Hi, we are using Prodigy mainly for annotation for text classification task and there is a need for multiple annotators to annotate the dataset. So we have divided the dataset and hosted it on multiple ports for different annotators. For example, if we have 500 samples to annotate and are having 2 annotators, we are dividing it into 2 datasets having 250 samples and hosting it on two different ports. But the problem we are facing is that after sometime either 1 or both of the ports goes down and we are having to start the process all over again. Any help in this regard is highly appreciated.
Hi! Do you have some more details on what exactly happens? How does it "go down", is there an error message? Does the machine run out of memory, and is there anything else running on it? Do you see anything in the logs that could be relevant?
Under the hood, Prodigy is a fairly straightforward Python service with a REST API powered by FastAPI. There are many different reasons why a service like this could die – memory constraints, an actual error in the Python process, something else interfering with the service, or something completely different.
There is no error message. It seems that the process just quits, it might be because of the machine running out of memory. There is nothing in the logs which indicates why the application crashed.
I ran into a problem like that a few days ago. In my case, I was loading improperly encoded/escaped tasks as jsonl. These caused the server to crash only once the broken tasks were being served. Is that similar to your situation?

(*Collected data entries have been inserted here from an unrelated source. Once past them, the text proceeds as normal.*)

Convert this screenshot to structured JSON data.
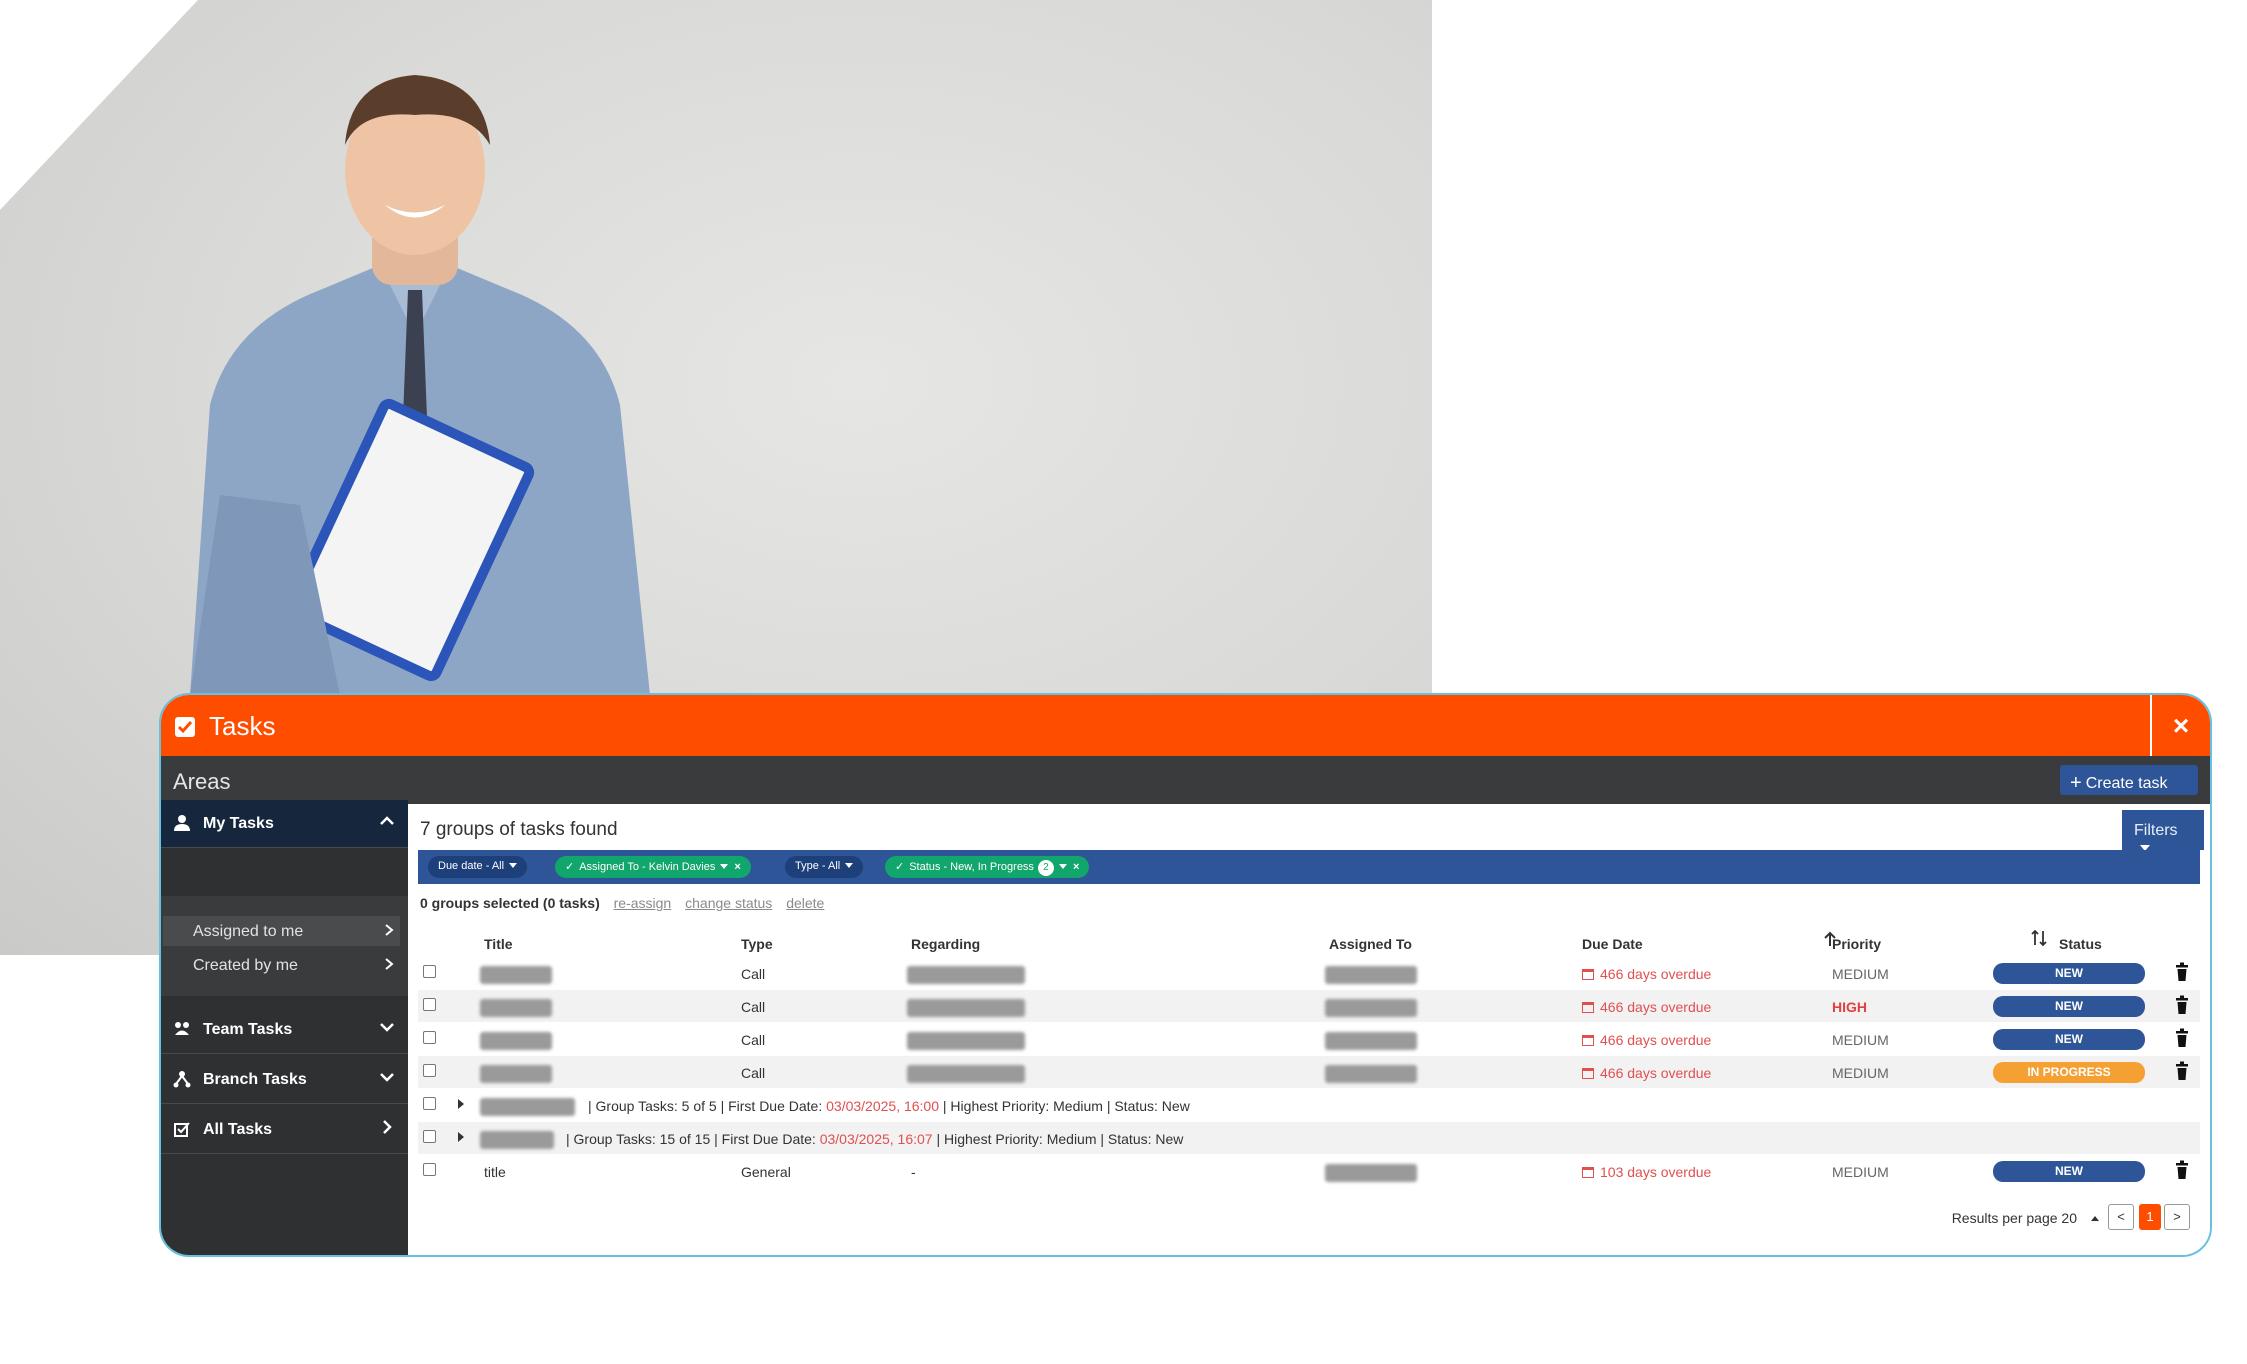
{
  "window": {
    "title": "Tasks",
    "close_icon": "×"
  },
  "sidebar": {
    "heading": "Areas",
    "items": [
      {
        "label": "My Tasks",
        "icon": "user-icon"
      },
      {
        "label": "Team Tasks",
        "icon": "team-icon"
      },
      {
        "label": "Branch Tasks",
        "icon": "branch-icon"
      },
      {
        "label": "All Tasks",
        "icon": "all-tasks-icon"
      }
    ],
    "subitems": [
      {
        "label": "Assigned to me"
      },
      {
        "label": "Created by me"
      }
    ]
  },
  "toolbar": {
    "create_label": "Create task",
    "filters_label": "Filters"
  },
  "results": {
    "summary": "7 groups of tasks found",
    "selected": "0 groups selected (0 tasks)",
    "actions": [
      "re-assign",
      "change status",
      "delete"
    ]
  },
  "filters": [
    {
      "label": "Due date - All"
    },
    {
      "label": "Assigned To - Kelvin Davies"
    },
    {
      "label": "Type - All"
    },
    {
      "label": "Status - New, In Progress",
      "badge": "2"
    }
  ],
  "table": {
    "headers": [
      "Title",
      "Type",
      "Regarding",
      "Assigned To",
      "Due Date",
      "Priority",
      "Status"
    ],
    "rows": [
      {
        "type": "Call",
        "due": "466 days overdue",
        "priority": "MEDIUM",
        "status": "NEW"
      },
      {
        "type": "Call",
        "due": "466 days overdue",
        "priority": "HIGH",
        "status": "NEW"
      },
      {
        "type": "Call",
        "due": "466 days overdue",
        "priority": "MEDIUM",
        "status": "NEW"
      },
      {
        "type": "Call",
        "due": "466 days overdue",
        "priority": "MEDIUM",
        "status": "IN PROGRESS"
      },
      {
        "title": "title",
        "type": "General",
        "regarding": "-",
        "due": "103 days overdue",
        "priority": "MEDIUM",
        "status": "NEW"
      }
    ],
    "groups": [
      {
        "count": "| Group Tasks: 5 of 5",
        "first_due_label": "| First Due Date:",
        "first_due": "03/03/2025, 16:00",
        "priority": "| Highest Priority: Medium",
        "status": "| Status: New"
      },
      {
        "count": "| Group Tasks: 15 of 15",
        "first_due_label": "| First Due Date:",
        "first_due": "03/03/2025, 16:07",
        "priority": "| Highest Priority: Medium",
        "status": "| Status: New"
      }
    ]
  },
  "pagination": {
    "results_per_page": "Results per page 20",
    "prev": "<",
    "current": "1",
    "next": ">"
  },
  "colors": {
    "accent": "#ff4d00",
    "navy": "#2e5597",
    "green": "#11a66b",
    "overdue": "#e05050",
    "in_progress": "#f5a032"
  }
}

I've a similar problem (I think)
I have multiple annotators who will not simultaneously make annotations (I can tell them to). However, I cannot run two different scripts simultaneously (don't know how).
We have a number of labels, and for me to change the labels once they're "done" with a label is not sustainable. So, is there a trick an annotator can select between
prodigy textcat.manual dataset-01 data-01.txt --label LABEL-01
prodigy textcat.manual dataset-02 data-02.txt --label LABEL-02
What exactly is not working for you? You can just run them with different ports configured via the
PRODIGY_PORT env variable and if the ports are open and nothing else is running on them, they'll be accessible.